Сын Бойе рассказывал, что он однажды подслушал следующий разговор между своим отцом, майором Андерсом Бойе, и майором П. X. Оливестамом: Бойе спрашивает Оливестама: «Ну, брат, скажи, как это случилось, что Свеаборг сдался на капитуляцию»? — майор ответил: «Клятвенное обещание запрещает мне открыть что-либо об этом.

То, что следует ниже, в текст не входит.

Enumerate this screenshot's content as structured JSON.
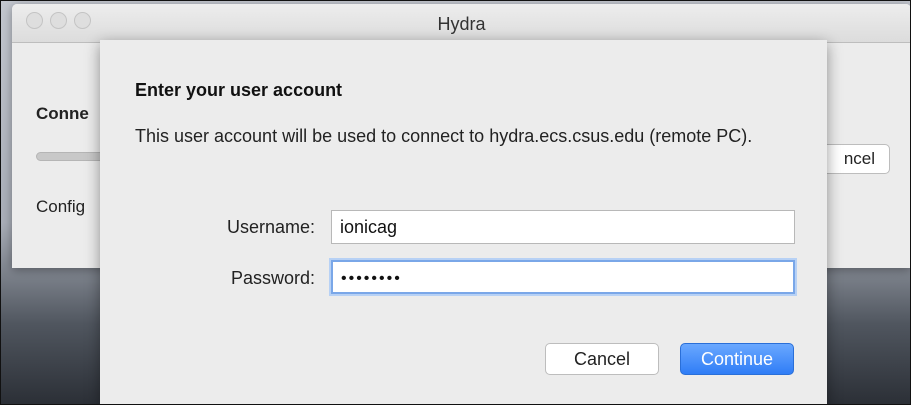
{
  "window": {
    "title": "Hydra",
    "bg_heading": "Conne",
    "bg_config_text": "Config",
    "bg_cancel_label": "ncel"
  },
  "sheet": {
    "heading": "Enter your user account",
    "message": "This user account will be used to connect to hydra.ecs.csus.edu (remote PC).",
    "username_label": "Username:",
    "username_value": "ionicag",
    "password_label": "Password:",
    "password_masked": "••••••••",
    "cancel_label": "Cancel",
    "continue_label": "Continue"
  },
  "colors": {
    "accent": "#2f7df6",
    "focus_ring": "#7aa7e8"
  }
}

Одно, что могу сказать, это то, что нас бессовестно надули».
Затем справедливость побуждает прибавить, что около Кронстедта не оказалось ни одного способного офицера, с дарованием или познаниями; артиллерией руководил неопытный субалтерн, а остальные были совершенной заурядностью.
Адмиралу представилось, что полковник Ягерхорн по своему чину, возрасту и положению наиболее в состоянии быть его советником и помощником. Ягерхорн родился в Финляндии и, подобно большинству офицеров того времени, являлся сторонником Спренгтпортена и убежденным последователем его плана о самостоятельности Финляндии. Никакими дарованиями Ягерхорн не обладал, кроме большой склонности к интригам; военное дело ограничивалось для него исполнением некоторых формальностей. Таким образом, Кронстедт в выборе своем оказался очень несчастлив.
Ягерхорн начал с внушения адмиралу, что крепость не в состоянии продержаться до мая, если не подоспеет помощь из Швеции. По этому вопросу ему удалось склонить на свою сторону начальника артиллерии — майора Иерне (Hjärne), любимым занятием которого являлась прогулка по комнате в халате и туфлях. Иерне докладывал коменданту, что пороха не хватит до открытия навигации. Ягерхорн, кроме того, доказывал, что по льду неприятелю легко с орудиями подойти к крепости и взять ее, так как стены её, обращенные к суше, или плохо построены, или не окончены. По этому вопрос, по его мнению, сводился к тому, как продержаться до прибытия подкрепления.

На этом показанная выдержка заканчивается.